Sense on Cents
- Owner: Larry Doyle
- Website: www.senseoncents.com
- Launched: January 1, 2009; 17 years ago

= Sense on Cents =

Financial blog

Sense on Cents is a financial website and blog. It is authored and managed by Larry Doyle, a 23-year Wall Street veteran, and is found at www.senseoncents.com.

Sense on Cents was launched in January 2009. With close to 1 million visitors in three plus years, Doyle's writing emphasizes investor education and protection with regard to the economy, markets, and finance. In the blog, Doyle covers an extensive array of topics and writes in a style which is understandable for those with little to no financial/market experience to graduate level professors. He has addressed at length the scam embedded in auction-rate securities.
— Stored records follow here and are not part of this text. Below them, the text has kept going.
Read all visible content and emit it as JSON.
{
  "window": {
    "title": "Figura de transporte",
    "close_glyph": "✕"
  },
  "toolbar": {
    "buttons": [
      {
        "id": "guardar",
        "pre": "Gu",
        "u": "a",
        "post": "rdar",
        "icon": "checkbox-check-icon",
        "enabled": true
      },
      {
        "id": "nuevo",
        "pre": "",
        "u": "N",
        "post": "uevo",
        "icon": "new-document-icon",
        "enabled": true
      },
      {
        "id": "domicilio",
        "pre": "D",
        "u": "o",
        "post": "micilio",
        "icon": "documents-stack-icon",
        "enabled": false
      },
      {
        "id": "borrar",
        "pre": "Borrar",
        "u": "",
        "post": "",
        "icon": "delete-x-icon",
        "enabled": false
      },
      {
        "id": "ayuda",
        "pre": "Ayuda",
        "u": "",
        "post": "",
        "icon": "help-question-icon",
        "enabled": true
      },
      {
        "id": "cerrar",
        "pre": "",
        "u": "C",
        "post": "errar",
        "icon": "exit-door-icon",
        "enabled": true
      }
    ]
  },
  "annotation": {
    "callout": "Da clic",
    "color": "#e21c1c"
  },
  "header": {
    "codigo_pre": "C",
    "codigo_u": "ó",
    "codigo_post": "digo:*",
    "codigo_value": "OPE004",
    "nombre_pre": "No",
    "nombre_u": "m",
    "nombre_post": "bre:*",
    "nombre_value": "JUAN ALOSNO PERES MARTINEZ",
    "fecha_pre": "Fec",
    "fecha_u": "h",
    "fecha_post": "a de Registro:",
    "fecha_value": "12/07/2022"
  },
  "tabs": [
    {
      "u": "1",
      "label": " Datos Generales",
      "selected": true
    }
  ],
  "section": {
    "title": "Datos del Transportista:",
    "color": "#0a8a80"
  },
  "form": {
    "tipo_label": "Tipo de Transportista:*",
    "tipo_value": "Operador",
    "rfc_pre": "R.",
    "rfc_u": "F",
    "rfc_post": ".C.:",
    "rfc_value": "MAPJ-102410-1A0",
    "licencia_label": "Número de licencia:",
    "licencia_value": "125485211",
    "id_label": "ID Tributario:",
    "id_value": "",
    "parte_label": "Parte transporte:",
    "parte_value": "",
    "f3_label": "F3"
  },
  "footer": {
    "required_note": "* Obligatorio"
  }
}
Doyle referred to the marketing and distribution by Wall Street of auction-rate securities as "the single greatest fraud ever perpetrated on investors". He has also raised questions about Wall Street's self-regulatory organization, the Financial Industry Regulatory Authority (FINRA), in the blog.

Doyle's writing at Sense on Cents has led to his first book, In Bed with Wall Street: The Conspiracy Crippling Our Global Economy, to be published by Palgrave Macmillan in January 2014.

Doyle previously worked in the mortgage business, starting in 1983, for First Boston (as a mortgage-backed securities trader), Bear Stearns (where he was a senior managing director), and Union Bank of Switzerland (where he was head of mortgage trading), Bank of America, and JP Morgan Chase, where he was the National Sales Manager for Securitized Products.